Lind later added: “This is a risk to international financial stability, which will get worse if these countries are in financial distress. [surrounding] food security in their country. “
The hunger crisis is already painful, and it may get worse as the war drags on. More than 14 million people – half of them children – in Somalia, Ethiopia and Kenya Yes “On the verge of starvation,” according to the International Rescue Committee. Without substantial global action, this number is expected to rise to 20 million by mid-2022.
During the G7 meeting, U.S. and French officials were the most vocal about the need to address the hunger crisis, according to three people familiar with the discussions, who asked not to be named when describing the closed-door discussions.
“Even if they don’t talk like they are now, it’s much worse than when the Covid-19 recession started,” said Max Lawson, head of inequality policy at humanitarian aid group Oxfam International. “We’re already seeing this in developing countries. The impact is horrific and painful, and it’s happening right now.”

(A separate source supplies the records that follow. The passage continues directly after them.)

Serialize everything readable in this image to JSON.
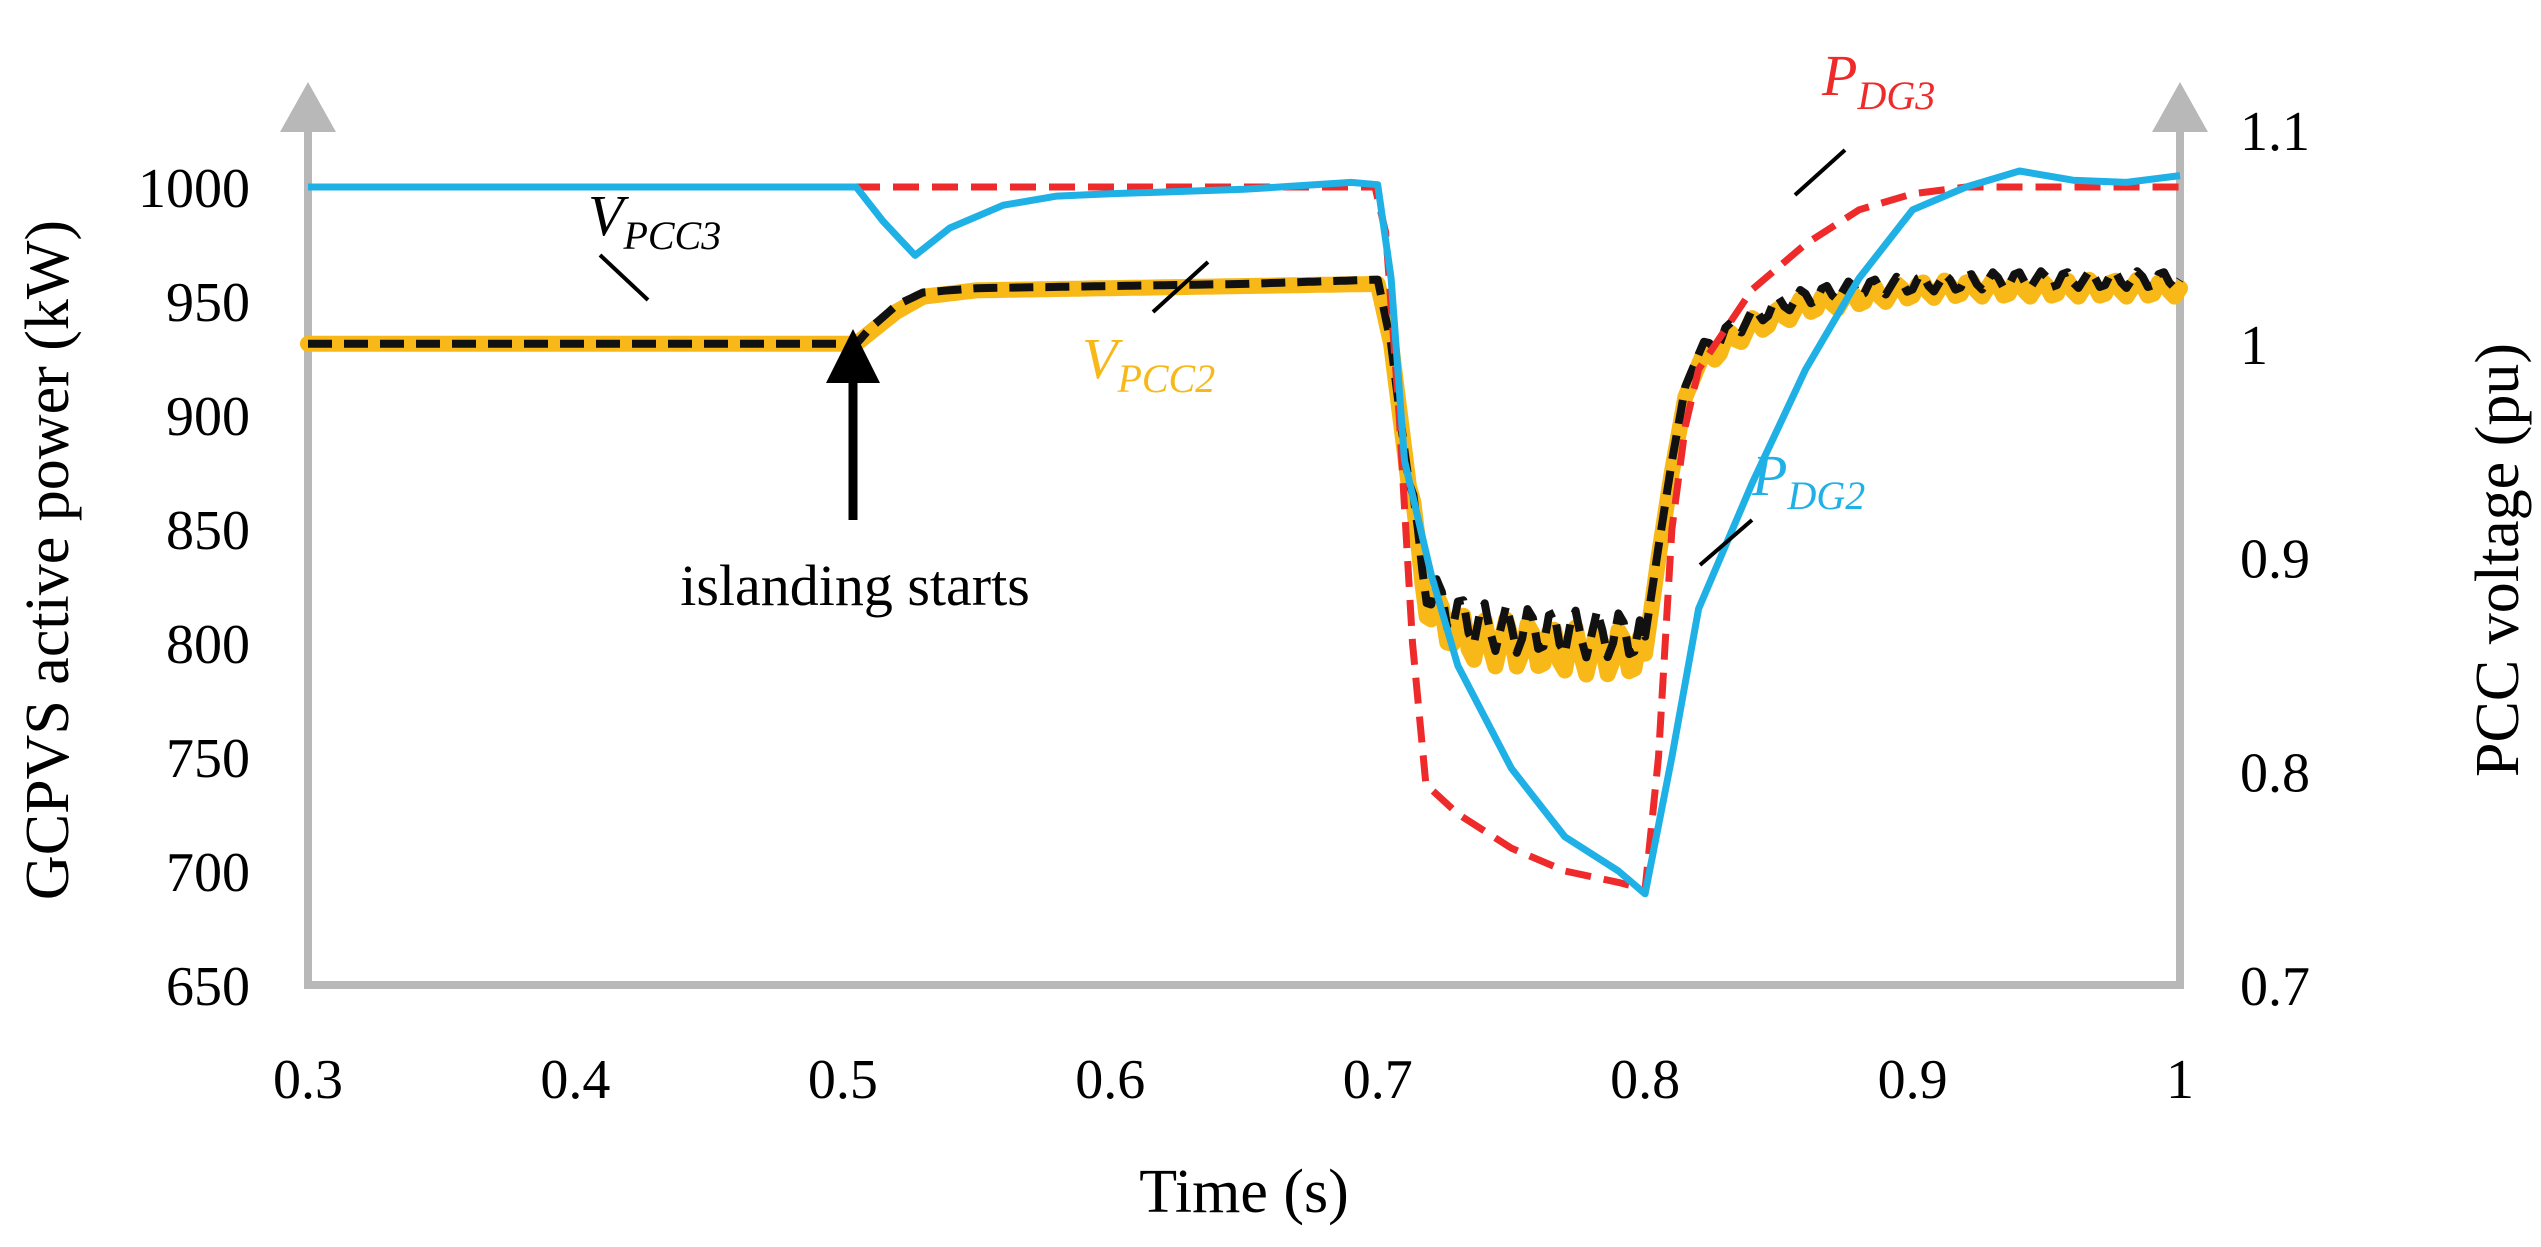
{
  "chart_data": {
    "type": "line",
    "xlabel": "Time (s)",
    "ylabel": "GCPVS active power (kW)",
    "y2label": "PCC voltage (pu)",
    "xlim": [
      0.3,
      1.0
    ],
    "ylim": [
      650,
      1025
    ],
    "y2lim": [
      0.7,
      1.1
    ],
    "x_ticks": [
      "0.3",
      "0.4",
      "0.5",
      "0.6",
      "0.7",
      "0.8",
      "0.9",
      "1"
    ],
    "y_ticks": [
      "650",
      "700",
      "750",
      "800",
      "850",
      "900",
      "950",
      "1000"
    ],
    "y2_ticks": [
      "0.7",
      "0.8",
      "0.9",
      "1",
      "1.1"
    ],
    "colors": {
      "pdg2": "#1fb0e6",
      "pdg3": "#ee2a2a",
      "vpcc2": "#f7b818",
      "vpcc3": "#111111",
      "axis": "#b8b8b8"
    },
    "series": [
      {
        "name": "P_DG2",
        "label_main": "P",
        "label_sub": "DG2",
        "axis": "left",
        "style": "solid",
        "x": [
          0.3,
          0.4,
          0.5,
          0.505,
          0.515,
          0.527,
          0.54,
          0.56,
          0.58,
          0.6,
          0.65,
          0.69,
          0.7,
          0.705,
          0.71,
          0.72,
          0.73,
          0.75,
          0.77,
          0.79,
          0.8,
          0.81,
          0.82,
          0.84,
          0.86,
          0.88,
          0.9,
          0.92,
          0.94,
          0.96,
          0.98,
          1.0
        ],
        "y": [
          1000,
          1000,
          1000,
          1000,
          985,
          970,
          982,
          992,
          996,
          997,
          999,
          1002,
          1001,
          960,
          880,
          830,
          790,
          745,
          715,
          700,
          690,
          750,
          815,
          870,
          920,
          960,
          990,
          1000,
          1007,
          1003,
          1002,
          1005
        ]
      },
      {
        "name": "P_DG3",
        "label_main": "P",
        "label_sub": "DG3",
        "axis": "left",
        "style": "dashed",
        "x": [
          0.3,
          0.5,
          0.6,
          0.699,
          0.703,
          0.708,
          0.713,
          0.718,
          0.73,
          0.75,
          0.77,
          0.79,
          0.8,
          0.805,
          0.81,
          0.815,
          0.82,
          0.84,
          0.86,
          0.88,
          0.9,
          0.92,
          0.95,
          1.0
        ],
        "y": [
          1000,
          1000,
          1000,
          1000,
          980,
          900,
          800,
          738,
          725,
          710,
          700,
          695,
          692,
          750,
          850,
          895,
          920,
          955,
          975,
          990,
          997,
          1000,
          1000,
          1000
        ]
      },
      {
        "name": "V_PCC2",
        "label_main": "V",
        "label_sub": "PCC2",
        "axis": "right",
        "style": "solid-thick",
        "x": [
          0.3,
          0.4,
          0.5,
          0.505,
          0.51,
          0.52,
          0.53,
          0.55,
          0.6,
          0.65,
          0.7,
          0.705,
          0.71,
          0.715,
          0.72,
          0.73,
          0.74,
          0.75,
          0.76,
          0.77,
          0.78,
          0.79,
          0.8,
          0.805,
          0.81,
          0.815,
          0.82,
          0.83,
          0.84,
          0.85,
          0.86,
          0.88,
          0.9,
          0.92,
          0.94,
          0.96,
          0.98,
          1.0
        ],
        "y": [
          1.0,
          1.0,
          1.0,
          1.0,
          1.005,
          1.015,
          1.022,
          1.025,
          1.026,
          1.027,
          1.028,
          1.0,
          0.95,
          0.9,
          0.875,
          0.865,
          0.86,
          0.86,
          0.858,
          0.857,
          0.856,
          0.856,
          0.855,
          0.9,
          0.94,
          0.975,
          0.99,
          1.0,
          1.008,
          1.013,
          1.018,
          1.022,
          1.025,
          1.026,
          1.026,
          1.026,
          1.026,
          1.026
        ]
      },
      {
        "name": "V_PCC3",
        "label_main": "V",
        "label_sub": "PCC3",
        "axis": "right",
        "style": "dashed",
        "x": [
          0.3,
          0.4,
          0.5,
          0.505,
          0.51,
          0.52,
          0.53,
          0.55,
          0.6,
          0.65,
          0.7,
          0.705,
          0.71,
          0.715,
          0.72,
          0.73,
          0.74,
          0.75,
          0.76,
          0.77,
          0.78,
          0.79,
          0.8,
          0.805,
          0.81,
          0.815,
          0.82,
          0.83,
          0.84,
          0.85,
          0.86,
          0.88,
          0.9,
          0.92,
          0.94,
          0.96,
          0.98,
          1.0
        ],
        "y": [
          1.0,
          1.0,
          1.0,
          1.0,
          1.007,
          1.018,
          1.024,
          1.026,
          1.027,
          1.028,
          1.03,
          1.0,
          0.95,
          0.905,
          0.882,
          0.872,
          0.868,
          0.866,
          0.866,
          0.865,
          0.864,
          0.864,
          0.863,
          0.905,
          0.945,
          0.98,
          0.995,
          1.005,
          1.012,
          1.018,
          1.022,
          1.026,
          1.028,
          1.029,
          1.03,
          1.03,
          1.03,
          1.03
        ]
      }
    ],
    "annotations": {
      "islanding": "islanding starts",
      "islanding_x": 0.505
    }
  }
}
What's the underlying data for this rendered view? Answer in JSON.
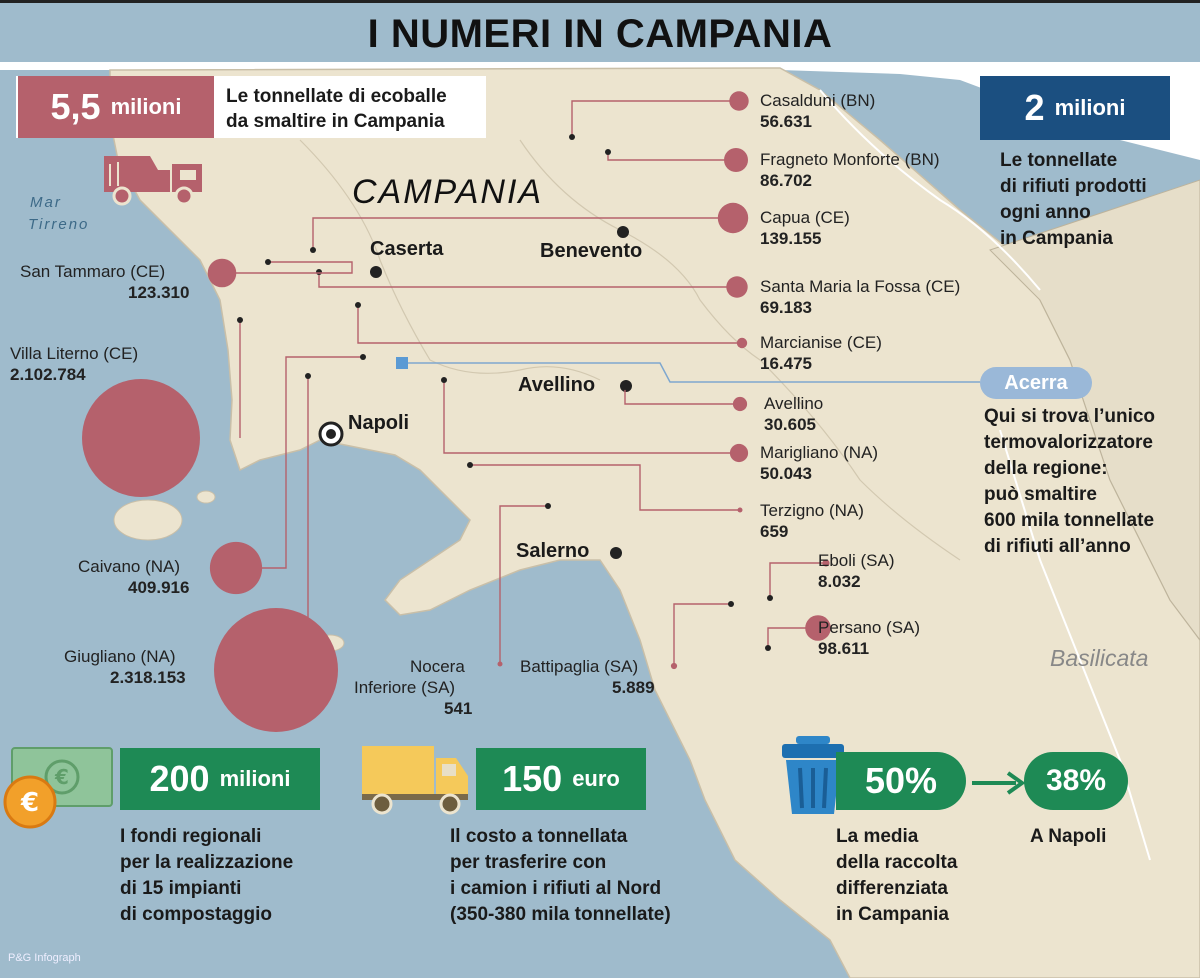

The pressing challenge has pushed other aspirations of some Western leaders to the background. Yellen, for example, has prioritized rearranging the international tax order to ensure big corporations pay the world’s lowest taxes. Reforms have stalled due to Polish opposition, which did not dominate discussions at the G-7. Likewise, aggressive action on climate change, long sought by the G7, received little attention at this meeting. Many of these issues are expected to be discussed further when G7 leaders meet later this year.
Eswar Prasad, an economics professor at Cornell University who has worked at the International Monetary Fund, said financial leaders are increasingly concerned about the state of the global economy, citing his discussions with international finance ministers and central bankers. dialogue. Of particular concern is that policymakers’ main tool for dealing with economic shocks – additional stimulus to boost demand – has been largely on hold due to high inflation and high debt levels.
“The global economy is at a critical juncture, plagued by various adverse shocks,” Prasad said. “Anxiety levels have risen sharply as confidence in slowing growth, adverse supply shocks and rising inflation — all of which significantly reduce room for policy manoeuvre.”
An earlier version of this story incorrectly stated that economics professor Eswar Prasad worked at the Federal Reserve. He worked for the International Monetary Fund.